Search code examples
mysqlsqlquery-optimization

High performance query to count many to many data


Requests Table:

requests
    +id (INT) AUTO_INCREMENT
    +title (VARCHAR)

Statuses Table:

statuses
    +id (INT) AUTO_INCREMENT
    +title (VARCHAR)

Relationship Table:

request_status (MANY TO MANY)
    +id (INT) AUTO_INCREMENT
    +request_id (INT) Foreign Key
    +status_id (INT)

I want to count only those requests whose current status_id is 2. Current Request's Status (status_id) is the last one in the request_status table.

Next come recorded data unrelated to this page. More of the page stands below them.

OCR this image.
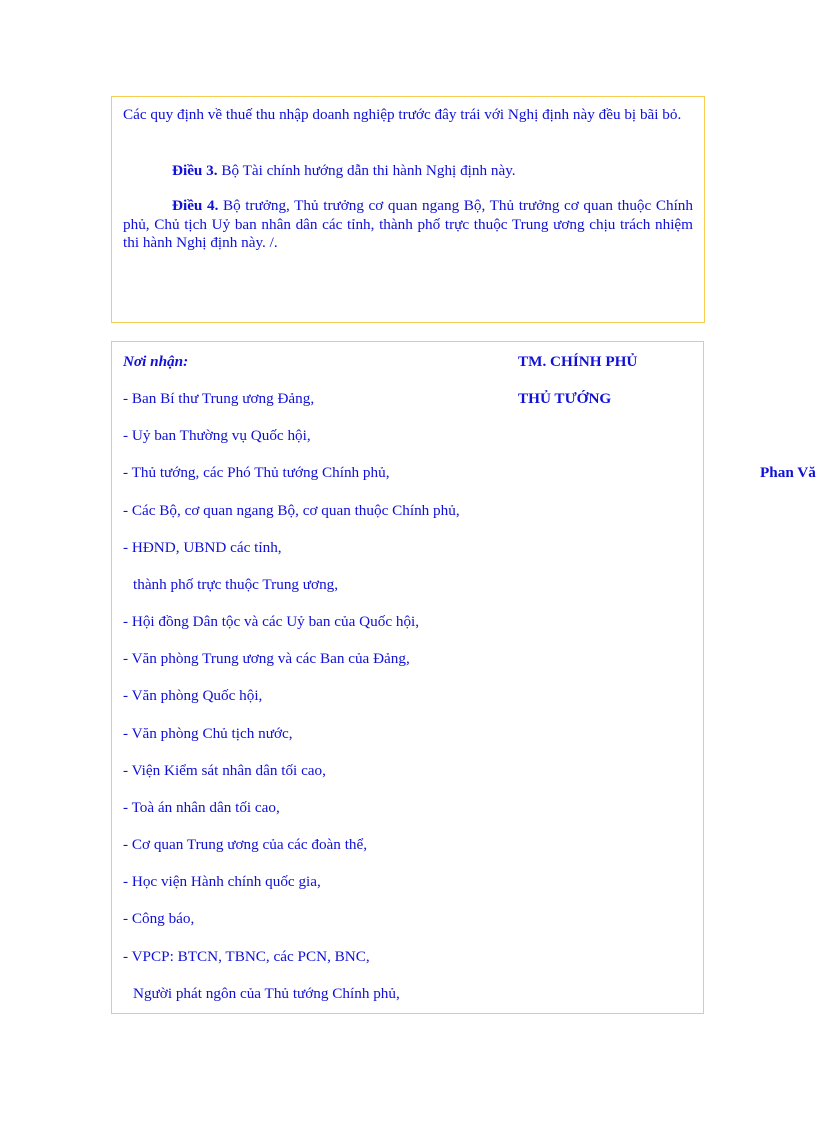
Các quy định về thuế thu nhập doanh nghiệp trước đây trái với Nghị định này đều bị bãi bỏ.

Điều 3. Bộ Tài chính hướng dẫn thi hành Nghị định này.

Điều 4. Bộ trưởng, Thủ trưởng cơ quan ngang Bộ, Thủ trưởng cơ quan thuộc Chính phủ, Chủ tịch Uỷ ban nhân dân các tỉnh, thành phố trực thuộc Trung ương chịu trách nhiệm thi hành Nghị định này. /.

Nơi nhận:	TM. CHÍNH PHỦ
THỦ TƯỚNG
- Ban Bí thư Trung ương Đảng,
- Uỷ ban Thường vụ Quốc hội,
- Thủ tướng, các Phó Thủ tướng Chính phủ,
- Các Bộ, cơ quan ngang Bộ, cơ quan thuộc Chính phủ,
- HĐND, UBND các tỉnh,
thành phố trực thuộc Trung ương,
- Hội đồng Dân tộc và các Uỷ ban của Quốc hội,
- Văn phòng Trung ương và các Ban của Đảng,
- Văn phòng Quốc hội,
- Văn phòng Chủ tịch nước,
- Viện Kiểm sát nhân dân tối cao,
- Toà án nhân dân tối cao,
- Cơ quan Trung ương của các đoàn thể,
- Học viện Hành chính quốc gia,
- Công báo,
- VPCP: BTCN, TBNC, các PCN, BNC,
Người phát ngôn của Thủ tướng Chính phủ,
Phan Vă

What will be the perfect high-performance query if data is around 1600k


Solution

  • Assuming that the latest status is the one with greatest id:

    SELECT COUNT(*)
    FROM request_status
    WHERE status_id = 2
    AND NOT EXISTS (
        SELECT 1
        FROM request_status AS x
        WHERE request_id = request_status.request_id
        AND id > request_status.id
    )
    

    Or this:

    SELECT COUNT(*)
    FROM (
        SELECT 1
        FROM request_status
        GROUP BY request_id
        HAVING MAX(CASE WHEN status_id = 2 THEN id END) = MAX(id)
    ) AS x
    

    You will need some indexes. I suggest creating these ones:

    KEY ix1 (request_id, status_id)
    KEY ix2 (status_id,  request_id)